In this section, we load a pre-trained BERT model that is fine-tuned for toxic content detection. The BERT model will predict categories such as toxic, severe toxic, obscene, threat, insult, and identity hate based on the input text.

In [2]:
text = "You are a dumb asshole"

In [3]:
import torch
from transformers import BertTokenizer, BertForSequenceClassification
import warnings

# handle warnings
warnings.filterwarnings("ignore", category=FutureWarning)

# initialize BERT model toxcity detection and tokenizing
model_name = "unitary/toxic-bert"
tokenizer = BertTokenizer.from_pretrained(model_name)
model = BertForSequenceClassification.from_pretrained(model_name)
model.eval()

# tokenize and convert to tensors
# we convert the tokenizer output to tensors because tensors are the format BERT requires for processing
inputs = tokenizer(text, return_tensors='pt', truncation=True, padding=True, max_length=512)

# speed up the process since gradients are not needed for making predictions
# pass the tokenized tensors to BERT to generate predictions
# Extracts the raw, unnormalized output scores (logits) from the model.
with torch.no_grad():
    outputs = model(**inputs)
    logits = outputs.logits

# apply softmax
# softmax: a mathematical function that converts raw scores (logits) into probabilities, ensuring that the sum of the probabilities is 1
probabilities = torch.softmax(logits, dim=-1).numpy()

# labels from BERT
class_names = ['toxic', 'severe toxic', 'obscene', 'threat', 'insult', 'identity hate']

predicted_class = class_names[probabilities.argmax()]
print(f"Predicted class: {predicted_class}")
print(f"Class probabilities: {probabilities}")

The secret `HF_TOKEN` does not exist in your Colab secrets.
To authenticate with the Hugging Face Hub, create a token in your settings tab (https://huggingface.co/settings/tokens), set it as secret in your Google Colab and restart your session.
You will be able to reuse this secret in all of your notebooks.
Please note that authentication is recommended but still optional to access public models or datasets.


Predicted class: toxic
Class probabilities: [[7.3768127e-01 8.5911941e-04 1.0318284e-01 7.2450780e-06 1.5816484e-01
  1.0469716e-04]]


## **Section 2: Explaining Model Predictions with LIME**

LIME helps make model predictions interpretable by showing which parts of the text (words or phrases) contributed most to the final classification. In this section, we use LIME to generate an explanation for the BERT model's toxic content prediction.

In [4]:
text = "you are a great big beautiful bitch"

In [None]:
import torch
from transformers import BertTokenizer, BertForSequenceClassification
import lime
from lime.lime_text import LimeTextExplainer
import numpy as np

# initialize BERT model for toxicity detection and tokenizing
model_name = "unitary/toxic-bert"
tokenizer = BertTokenizer.from_pretrained(model_name)
model = BertForSequenceClassification.from_pretrained(model_name)
model.eval()

# BERTs labels
class_names = ['toxic', 'severe toxic', 'obscene', 'threat', 'insult', 'identity hate']

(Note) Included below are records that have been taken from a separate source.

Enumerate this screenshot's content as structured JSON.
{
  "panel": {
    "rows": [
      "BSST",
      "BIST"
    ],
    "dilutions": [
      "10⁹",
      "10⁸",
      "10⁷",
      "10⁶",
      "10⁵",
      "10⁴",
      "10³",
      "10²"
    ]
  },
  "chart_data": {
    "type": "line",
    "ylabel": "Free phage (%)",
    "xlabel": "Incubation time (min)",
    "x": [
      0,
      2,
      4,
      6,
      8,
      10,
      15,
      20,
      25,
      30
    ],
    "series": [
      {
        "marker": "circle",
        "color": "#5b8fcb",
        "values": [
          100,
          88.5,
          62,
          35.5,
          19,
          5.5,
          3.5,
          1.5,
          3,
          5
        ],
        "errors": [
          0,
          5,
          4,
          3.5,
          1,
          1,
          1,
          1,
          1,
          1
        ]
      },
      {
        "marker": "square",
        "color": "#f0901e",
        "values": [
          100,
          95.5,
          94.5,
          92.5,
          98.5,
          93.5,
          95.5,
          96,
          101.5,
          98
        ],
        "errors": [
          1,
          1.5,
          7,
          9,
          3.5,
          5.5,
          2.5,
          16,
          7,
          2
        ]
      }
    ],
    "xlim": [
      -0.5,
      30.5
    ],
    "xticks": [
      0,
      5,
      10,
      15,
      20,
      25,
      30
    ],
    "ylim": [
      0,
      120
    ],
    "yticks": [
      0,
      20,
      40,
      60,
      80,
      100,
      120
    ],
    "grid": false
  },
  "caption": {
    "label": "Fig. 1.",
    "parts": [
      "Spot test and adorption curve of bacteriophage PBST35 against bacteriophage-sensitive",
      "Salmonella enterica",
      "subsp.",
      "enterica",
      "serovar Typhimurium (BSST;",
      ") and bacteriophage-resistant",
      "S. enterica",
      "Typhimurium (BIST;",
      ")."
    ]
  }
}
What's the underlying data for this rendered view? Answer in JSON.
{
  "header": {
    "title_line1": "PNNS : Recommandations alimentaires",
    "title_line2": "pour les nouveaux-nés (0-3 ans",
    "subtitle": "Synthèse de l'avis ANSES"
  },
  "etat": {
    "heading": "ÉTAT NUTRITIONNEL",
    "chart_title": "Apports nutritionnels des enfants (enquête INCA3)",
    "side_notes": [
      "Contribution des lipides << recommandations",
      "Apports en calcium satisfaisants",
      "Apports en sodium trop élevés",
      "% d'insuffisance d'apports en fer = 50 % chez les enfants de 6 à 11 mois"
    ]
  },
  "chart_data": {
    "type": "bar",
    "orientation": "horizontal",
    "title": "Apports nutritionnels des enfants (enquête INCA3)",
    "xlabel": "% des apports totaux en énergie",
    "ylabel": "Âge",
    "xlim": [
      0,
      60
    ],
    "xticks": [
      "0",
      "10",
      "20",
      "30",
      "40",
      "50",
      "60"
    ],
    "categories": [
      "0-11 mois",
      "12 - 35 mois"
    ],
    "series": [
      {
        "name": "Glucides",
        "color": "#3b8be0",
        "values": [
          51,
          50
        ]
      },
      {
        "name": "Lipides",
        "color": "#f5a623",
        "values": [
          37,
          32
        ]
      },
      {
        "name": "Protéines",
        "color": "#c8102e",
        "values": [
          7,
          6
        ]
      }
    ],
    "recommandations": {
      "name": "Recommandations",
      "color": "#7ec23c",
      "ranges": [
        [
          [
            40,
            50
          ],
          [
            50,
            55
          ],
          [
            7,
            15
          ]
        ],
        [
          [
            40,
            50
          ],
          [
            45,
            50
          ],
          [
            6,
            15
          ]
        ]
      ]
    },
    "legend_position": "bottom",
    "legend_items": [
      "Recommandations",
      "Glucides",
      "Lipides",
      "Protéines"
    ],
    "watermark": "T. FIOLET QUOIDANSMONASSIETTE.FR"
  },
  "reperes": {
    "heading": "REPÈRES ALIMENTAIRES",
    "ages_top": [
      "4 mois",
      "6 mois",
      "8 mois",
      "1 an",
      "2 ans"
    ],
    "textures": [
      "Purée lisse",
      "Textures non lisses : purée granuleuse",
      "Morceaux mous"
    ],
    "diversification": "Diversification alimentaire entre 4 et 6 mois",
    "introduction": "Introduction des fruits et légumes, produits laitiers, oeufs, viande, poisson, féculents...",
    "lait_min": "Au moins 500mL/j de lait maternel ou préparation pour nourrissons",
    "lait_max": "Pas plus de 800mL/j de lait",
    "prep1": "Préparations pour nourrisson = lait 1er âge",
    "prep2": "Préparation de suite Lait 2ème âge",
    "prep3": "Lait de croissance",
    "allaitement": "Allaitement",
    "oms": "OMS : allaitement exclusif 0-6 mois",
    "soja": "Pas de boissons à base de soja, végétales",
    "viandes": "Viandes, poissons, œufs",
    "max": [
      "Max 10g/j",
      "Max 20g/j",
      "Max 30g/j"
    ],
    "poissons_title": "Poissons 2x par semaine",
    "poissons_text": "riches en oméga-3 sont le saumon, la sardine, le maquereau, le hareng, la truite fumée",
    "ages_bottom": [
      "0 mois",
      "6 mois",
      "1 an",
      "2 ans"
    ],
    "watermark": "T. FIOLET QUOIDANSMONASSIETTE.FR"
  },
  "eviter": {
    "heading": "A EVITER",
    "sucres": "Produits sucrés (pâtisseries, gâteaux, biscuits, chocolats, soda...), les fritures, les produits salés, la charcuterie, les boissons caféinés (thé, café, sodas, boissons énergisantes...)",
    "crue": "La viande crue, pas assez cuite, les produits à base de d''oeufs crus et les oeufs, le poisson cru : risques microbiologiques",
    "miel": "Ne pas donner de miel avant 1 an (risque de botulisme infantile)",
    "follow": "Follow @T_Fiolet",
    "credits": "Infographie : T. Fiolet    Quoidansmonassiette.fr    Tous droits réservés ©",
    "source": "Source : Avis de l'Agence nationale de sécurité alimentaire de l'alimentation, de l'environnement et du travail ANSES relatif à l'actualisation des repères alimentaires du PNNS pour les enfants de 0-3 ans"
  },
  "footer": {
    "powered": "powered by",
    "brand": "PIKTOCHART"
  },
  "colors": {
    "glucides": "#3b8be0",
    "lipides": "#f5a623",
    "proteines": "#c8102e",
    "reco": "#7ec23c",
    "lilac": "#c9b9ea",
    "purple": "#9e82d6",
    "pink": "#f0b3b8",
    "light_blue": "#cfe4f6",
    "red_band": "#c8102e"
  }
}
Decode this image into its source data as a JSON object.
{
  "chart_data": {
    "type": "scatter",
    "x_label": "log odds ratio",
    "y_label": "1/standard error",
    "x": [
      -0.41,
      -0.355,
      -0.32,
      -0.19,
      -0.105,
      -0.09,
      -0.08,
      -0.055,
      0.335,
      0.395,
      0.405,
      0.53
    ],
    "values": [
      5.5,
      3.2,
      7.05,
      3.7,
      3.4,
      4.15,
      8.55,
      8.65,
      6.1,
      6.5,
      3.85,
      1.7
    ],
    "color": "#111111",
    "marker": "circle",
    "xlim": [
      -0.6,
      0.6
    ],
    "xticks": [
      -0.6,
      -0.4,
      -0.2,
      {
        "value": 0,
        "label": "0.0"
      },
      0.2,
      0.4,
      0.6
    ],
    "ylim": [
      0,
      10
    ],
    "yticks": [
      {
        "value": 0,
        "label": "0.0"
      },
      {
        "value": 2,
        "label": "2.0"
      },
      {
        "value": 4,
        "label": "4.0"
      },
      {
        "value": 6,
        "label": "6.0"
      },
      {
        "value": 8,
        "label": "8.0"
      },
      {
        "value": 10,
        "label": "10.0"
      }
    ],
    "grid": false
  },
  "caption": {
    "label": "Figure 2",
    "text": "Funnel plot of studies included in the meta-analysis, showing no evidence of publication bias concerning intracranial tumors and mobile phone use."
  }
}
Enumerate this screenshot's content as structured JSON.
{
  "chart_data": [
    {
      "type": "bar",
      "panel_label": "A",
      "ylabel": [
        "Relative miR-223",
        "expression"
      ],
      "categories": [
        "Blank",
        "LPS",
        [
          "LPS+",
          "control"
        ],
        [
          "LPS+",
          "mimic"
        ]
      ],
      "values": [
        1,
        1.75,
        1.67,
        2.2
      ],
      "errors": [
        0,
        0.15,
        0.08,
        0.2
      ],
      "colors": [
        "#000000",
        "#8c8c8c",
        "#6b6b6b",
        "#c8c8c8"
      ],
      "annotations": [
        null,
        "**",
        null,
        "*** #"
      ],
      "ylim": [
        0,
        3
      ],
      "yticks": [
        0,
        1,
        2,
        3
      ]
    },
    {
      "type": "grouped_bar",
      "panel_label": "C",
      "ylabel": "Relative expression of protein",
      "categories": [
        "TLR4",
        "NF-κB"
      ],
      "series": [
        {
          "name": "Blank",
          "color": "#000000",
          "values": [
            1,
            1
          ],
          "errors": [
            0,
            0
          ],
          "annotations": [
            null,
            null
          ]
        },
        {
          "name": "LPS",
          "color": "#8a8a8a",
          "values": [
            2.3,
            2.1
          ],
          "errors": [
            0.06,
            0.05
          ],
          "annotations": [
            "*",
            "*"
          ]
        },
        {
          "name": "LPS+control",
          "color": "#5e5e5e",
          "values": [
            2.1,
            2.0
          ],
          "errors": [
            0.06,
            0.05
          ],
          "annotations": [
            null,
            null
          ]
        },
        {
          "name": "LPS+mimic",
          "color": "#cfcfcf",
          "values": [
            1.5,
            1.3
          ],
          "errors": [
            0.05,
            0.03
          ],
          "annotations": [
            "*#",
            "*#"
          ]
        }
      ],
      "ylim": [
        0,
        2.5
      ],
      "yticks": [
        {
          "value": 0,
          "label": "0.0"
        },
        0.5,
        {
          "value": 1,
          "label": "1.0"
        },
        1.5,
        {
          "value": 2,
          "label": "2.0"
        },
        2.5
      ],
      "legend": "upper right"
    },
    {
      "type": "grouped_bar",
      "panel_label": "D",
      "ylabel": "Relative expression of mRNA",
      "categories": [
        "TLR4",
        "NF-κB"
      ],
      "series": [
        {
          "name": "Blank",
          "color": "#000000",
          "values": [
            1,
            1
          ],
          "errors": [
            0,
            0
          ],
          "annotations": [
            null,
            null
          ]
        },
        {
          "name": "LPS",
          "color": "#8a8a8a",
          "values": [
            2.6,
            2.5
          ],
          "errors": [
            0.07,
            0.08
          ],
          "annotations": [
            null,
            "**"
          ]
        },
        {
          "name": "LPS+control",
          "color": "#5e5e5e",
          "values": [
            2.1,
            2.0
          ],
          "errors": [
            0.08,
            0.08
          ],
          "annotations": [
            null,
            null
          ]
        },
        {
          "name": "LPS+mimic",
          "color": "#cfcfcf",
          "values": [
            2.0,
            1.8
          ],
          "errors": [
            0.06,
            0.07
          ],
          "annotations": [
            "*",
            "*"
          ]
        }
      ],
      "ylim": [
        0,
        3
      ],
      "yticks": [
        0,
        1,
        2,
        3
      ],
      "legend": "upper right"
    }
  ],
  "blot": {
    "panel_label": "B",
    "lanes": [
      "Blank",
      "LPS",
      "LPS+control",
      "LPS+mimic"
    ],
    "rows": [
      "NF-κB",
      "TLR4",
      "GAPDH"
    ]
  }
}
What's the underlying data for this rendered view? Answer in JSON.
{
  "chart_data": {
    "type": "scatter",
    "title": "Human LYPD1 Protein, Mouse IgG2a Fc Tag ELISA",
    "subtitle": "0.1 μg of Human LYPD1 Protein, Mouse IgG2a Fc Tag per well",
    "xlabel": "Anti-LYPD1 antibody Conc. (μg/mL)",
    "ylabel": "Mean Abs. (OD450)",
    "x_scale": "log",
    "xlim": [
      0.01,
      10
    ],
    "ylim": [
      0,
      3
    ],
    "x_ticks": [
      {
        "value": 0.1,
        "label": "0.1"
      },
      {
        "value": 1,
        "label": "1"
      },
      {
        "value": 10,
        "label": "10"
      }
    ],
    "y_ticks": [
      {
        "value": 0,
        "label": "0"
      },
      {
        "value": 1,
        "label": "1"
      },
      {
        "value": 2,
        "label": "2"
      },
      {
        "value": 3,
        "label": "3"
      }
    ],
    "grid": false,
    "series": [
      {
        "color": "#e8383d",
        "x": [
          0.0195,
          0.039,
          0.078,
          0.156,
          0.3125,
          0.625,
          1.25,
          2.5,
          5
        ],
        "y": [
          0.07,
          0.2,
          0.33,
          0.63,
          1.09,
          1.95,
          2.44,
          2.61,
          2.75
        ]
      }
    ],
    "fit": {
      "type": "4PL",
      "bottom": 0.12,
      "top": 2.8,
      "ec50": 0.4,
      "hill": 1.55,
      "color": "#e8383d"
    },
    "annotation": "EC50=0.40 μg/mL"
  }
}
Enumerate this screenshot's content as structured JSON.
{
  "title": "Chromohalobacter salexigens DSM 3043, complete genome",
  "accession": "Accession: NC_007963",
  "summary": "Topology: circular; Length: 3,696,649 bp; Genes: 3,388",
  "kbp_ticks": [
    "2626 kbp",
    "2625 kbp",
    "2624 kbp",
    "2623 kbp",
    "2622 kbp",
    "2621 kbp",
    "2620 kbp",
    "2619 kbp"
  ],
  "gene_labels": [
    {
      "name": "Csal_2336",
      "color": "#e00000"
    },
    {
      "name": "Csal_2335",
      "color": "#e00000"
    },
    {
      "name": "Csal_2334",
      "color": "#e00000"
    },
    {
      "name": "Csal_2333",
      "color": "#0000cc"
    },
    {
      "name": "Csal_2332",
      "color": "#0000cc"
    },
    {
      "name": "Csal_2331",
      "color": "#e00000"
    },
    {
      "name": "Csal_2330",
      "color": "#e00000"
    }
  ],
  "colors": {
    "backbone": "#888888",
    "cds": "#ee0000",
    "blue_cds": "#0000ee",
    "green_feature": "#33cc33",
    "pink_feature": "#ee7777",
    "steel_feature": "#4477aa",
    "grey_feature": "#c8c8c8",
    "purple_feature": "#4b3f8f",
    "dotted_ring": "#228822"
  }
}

inputs = tokenizer(text, return_tensors='pt', padding=True, truncation=True, max_length=512)
with torch.no_grad():
    outputs = model(**inputs)
    logits = outputs.logits
    probabilities = torch.softmax(logits, dim=-1).numpy()

# initialize LIME text explainer
explainer = LimeTextExplainer(class_names=class_names)

# perturbs the text for LIME analysis.
# gets model probabilities using softmax.
# highlights important words affecting predictions.
explanation = explainer.explain_instance(text, lambda x: torch.softmax(model(**tokenizer(x, return_tensors='pt', padding=True, truncation=True, max_length=512)).logits, dim=-1).detach().numpy(), num_features=10)

# show bar chart explanation
explanation.show_in_notebook(text=True)


In [None]:
# raw explaination
explanation_list = explanation.as_list()
for feature, weight in explanation_list:
    print(f"Feature: {feature}, Weight: {weight}")